Member of the Illinois House of Representatives from the 59th district
- In office 1999–2003
- Preceded by: Mary Beattie
- Succeeded by: Kathleen A. Ryg

Personal details
- Born: February 11, 1950 (age 76) Lake Forest, Illinois, U.S.
- Party: Democratic
- Spouse: Scott Garrett

= Susan Garrett =

American politician

Susan Garrett is a former Democratic member of the Illinois Senate, who represented the 29th District from 2003 to 2013, and the 59th district of the Illinois House of Representatives for four years previously. The 29th district includes all or parts of Bannockburn, Deerfield, Des Plaines, Fort Sheridan, Glencoe, Glenview, Highland Park, Highwood, Knollwood, Lake Bluff, Lake Forest, Mount Prospect, Niles, Northbrook, Park Ridge, Prospect Heights and Riverwoods.
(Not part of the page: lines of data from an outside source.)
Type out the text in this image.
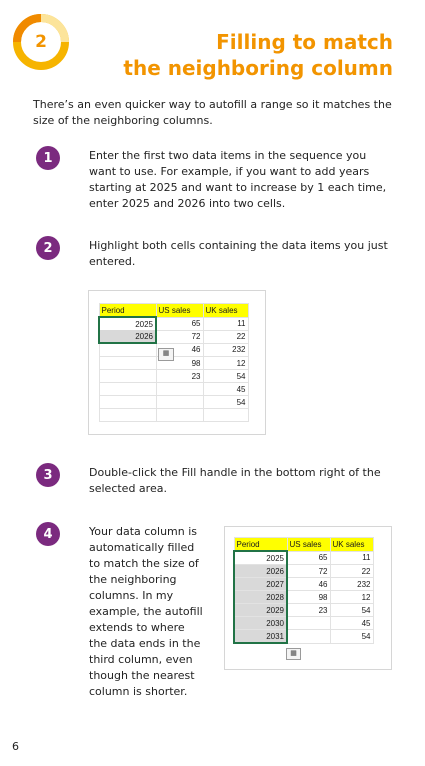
2	Filling to match
the neighboring column
There’s an even quicker way to autofill a range so it matches the size of the neighboring columns.
1	Enter the first two data items in the sequence you want to use. For example, if you want to add years starting at 2025 and want to increase by 1 each time, enter 2025 and 2026 into two cells.
2	Highlight both cells containing the data items you just entered.
Period	US sales	UK sales
2025	65	11
2026	72	22
	46	232
	98	12
	23	54
		45
		54

▦
3	Double-click the Fill handle in the bottom right of the selected area.
4	Your data column is automatically filled to match the size of the neighboring columns. In my example, the autofill extends to where the data ends in the third column, even though the nearest column is shorter.
Period	US sales	UK sales
2025	65	11
2026	72	22
2027	46	232
2028	98	12
2029	23	54
2030		45
2031		54
▦
6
Following the 2000 census, the district boundaries were redrawn by Democratic legislators. The new map made the district more favorable to Democrats and Republican incumbant senator Kathy Parker lost her seat to Garrett in 2002. During her tenure in the Illinois House, Garret proposed legislation to limit campaign contributions from government employees to their supervisors and from special interest groups. After her election to the state Senate, she was named vice chair of the Government Ethics Reform Committee. In July 2011, Garrett announced she would not seek re-election to the state senate in 2012.

==Personal background==
Garrett lives in Lake Forest with her husband, Scott. They have two adult children, Brett and Elizabeth. Garrett received her bachelor's degree in political science from Lake Forest College in 1994, and worked as a marketing consultant before becoming a full-time legislator.